In a media release, the company said profitability was bolstered by drastic improvements in the group’s agri-business which recorded a 3.2 per cent increase in revenue up to Rs. 6.5 billion despite a 5.1 per cent contraction in tea revenue in the wake of unfavorable weather conditions during the year. The sector’s tea crop was affected by bad weather, even as the company continues to focus on a concerted strategy to grow quality teas to offset reductions in volumes.
Palm oil reported an increase of 43.8 per cent with volumes rising by 18.2 per cent. While escalating tea prices helped support a notable recovery in the group’s tea sub-sector, they also resulted in increased pressure on FMCG margins during the second half of the year.
“Moving forward the group’s FMCG brand anticipated improved potential in the sector resulting from the scaling up of the ‘Zesta Connoisseur’ brand across Shangri-La properties worldwide and other growth-oriented strategies designed to further consolidate the brand both locally and internationally,” the release said.

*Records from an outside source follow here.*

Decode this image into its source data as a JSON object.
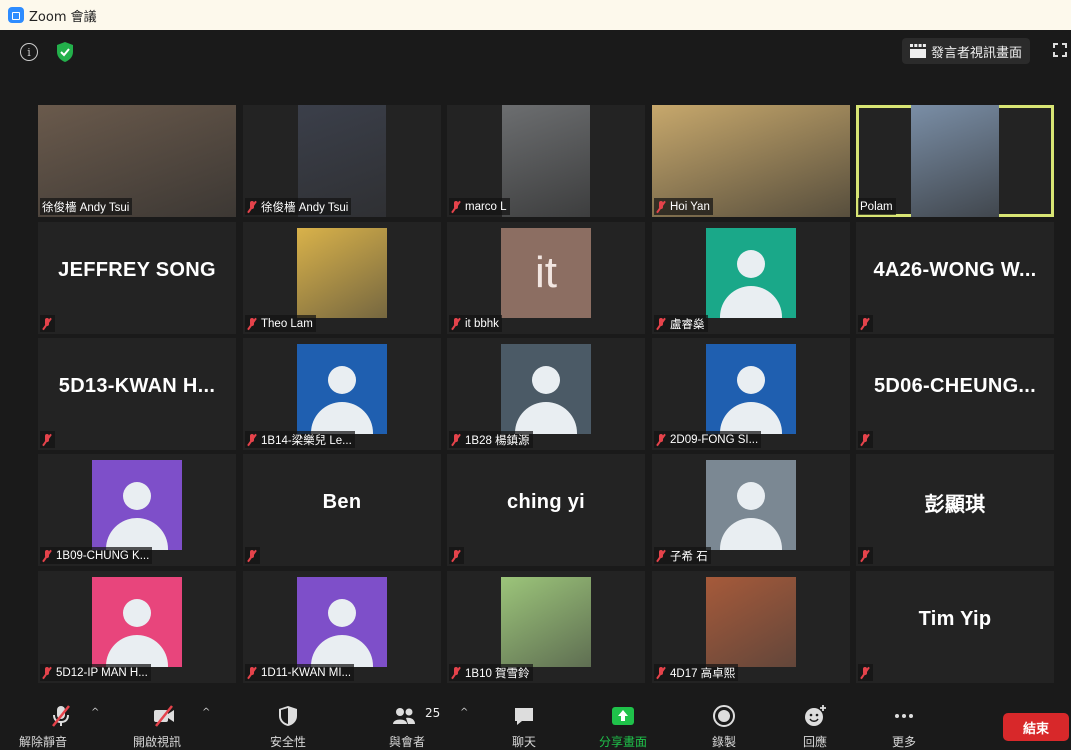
{
  "window": {
    "title": "Zoom 會議"
  },
  "topbar": {
    "speaker_view_label": "發言者視訊畫面"
  },
  "participants": [
    {
      "name": "徐俊檣 Andy Tsui",
      "type": "video",
      "muted": false,
      "bg": "#6a5a4c"
    },
    {
      "name": "徐俊檣 Andy Tsui",
      "type": "video",
      "muted": true,
      "bg": "#3b3f4a"
    },
    {
      "name": "marco L",
      "type": "video",
      "muted": true,
      "bg": "#6c6e70"
    },
    {
      "name": "Hoi Yan",
      "type": "video",
      "muted": true,
      "bg": "#c7a86c"
    },
    {
      "name": "Polam",
      "type": "video",
      "muted": false,
      "active": true,
      "bg": "#7a8ea6"
    },
    {
      "name": "JEFFREY SONG",
      "type": "text",
      "muted": true
    },
    {
      "name": "Theo Lam",
      "type": "image",
      "muted": true,
      "avatar_color": "#d9b24a"
    },
    {
      "name": "it bbhk",
      "type": "letter",
      "letter": "it",
      "muted": true,
      "avatar_color": "#8c6e62"
    },
    {
      "name": "盧睿燊",
      "type": "avatar",
      "muted": true,
      "avatar_color": "#1aa889"
    },
    {
      "name": "4A26-WONG  W...",
      "type": "text",
      "muted": true
    },
    {
      "name": "5D13-KWAN  H...",
      "type": "text",
      "muted": true
    },
    {
      "name": "1B14-梁樂兒 Le...",
      "type": "avatar",
      "muted": true,
      "avatar_color": "#1f5fb0"
    },
    {
      "name": "1B28 楊鎮源",
      "type": "avatar",
      "muted": true,
      "avatar_color": "#4b5a66"
    },
    {
      "name": "2D09-FONG SI...",
      "type": "avatar",
      "muted": true,
      "avatar_color": "#1f5fb0"
    },
    {
      "name": "5D06-CHEUNG...",
      "type": "text",
      "muted": true
    },
    {
      "name": "1B09-CHUNG K...",
      "type": "avatar",
      "muted": true,
      "avatar_color": "#7e4fc9"
    },
    {
      "name": "Ben",
      "type": "text",
      "muted": true
    },
    {
      "name": "ching yi",
      "type": "text",
      "muted": true
    },
    {
      "name": "子希 石",
      "type": "avatar",
      "muted": true,
      "avatar_color": "#7b8893"
    },
    {
      "name": "彭顯琪",
      "type": "text",
      "muted": true
    },
    {
      "name": "5D12-IP MAN H...",
      "type": "avatar",
      "muted": true,
      "avatar_color": "#e8457c"
    },
    {
      "name": "1D11-KWAN MI...",
      "type": "avatar",
      "muted": true,
      "avatar_color": "#7e4fc9"
    },
    {
      "name": "1B10 賀雪鈴",
      "type": "image",
      "muted": true,
      "avatar_color": "#9cc57a"
    },
    {
      "name": "4D17 高卓熙",
      "type": "image",
      "muted": true,
      "avatar_color": "#a65a3a"
    },
    {
      "name": "Tim Yip",
      "type": "text",
      "muted": true
    }
  ],
  "toolbar": {
    "unmute_label": "解除靜音",
    "start_video_label": "開啟視訊",
    "security_label": "安全性",
    "participants_label": "與會者",
    "participants_count": "25",
    "chat_label": "聊天",
    "share_screen_label": "分享畫面",
    "record_label": "錄製",
    "reactions_label": "回應",
    "more_label": "更多",
    "end_label": "結束"
  },
  "colors": {
    "accent_green": "#1fc24a",
    "active_border": "#d8e574",
    "end_red": "#d8282a",
    "muted_red": "#e5434b"
  }
}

It said the imposition of pharmaceutical drug price controls on 48 separate molecules by the Ministry of Health over the last year continued to generate negative ramifications for Sunshine’s Healthcare segment.
The pharma segment which represents 64 per cent of healthcare revenue grew at only 6 per cent YoY, due to the impact of reduced prices leading to a sharp 36.9 per cent contraction in PAT down to Rs. 198 million. The company’s pharma segment is the 2nd largest player in the country with 11.3 per cent share of the market.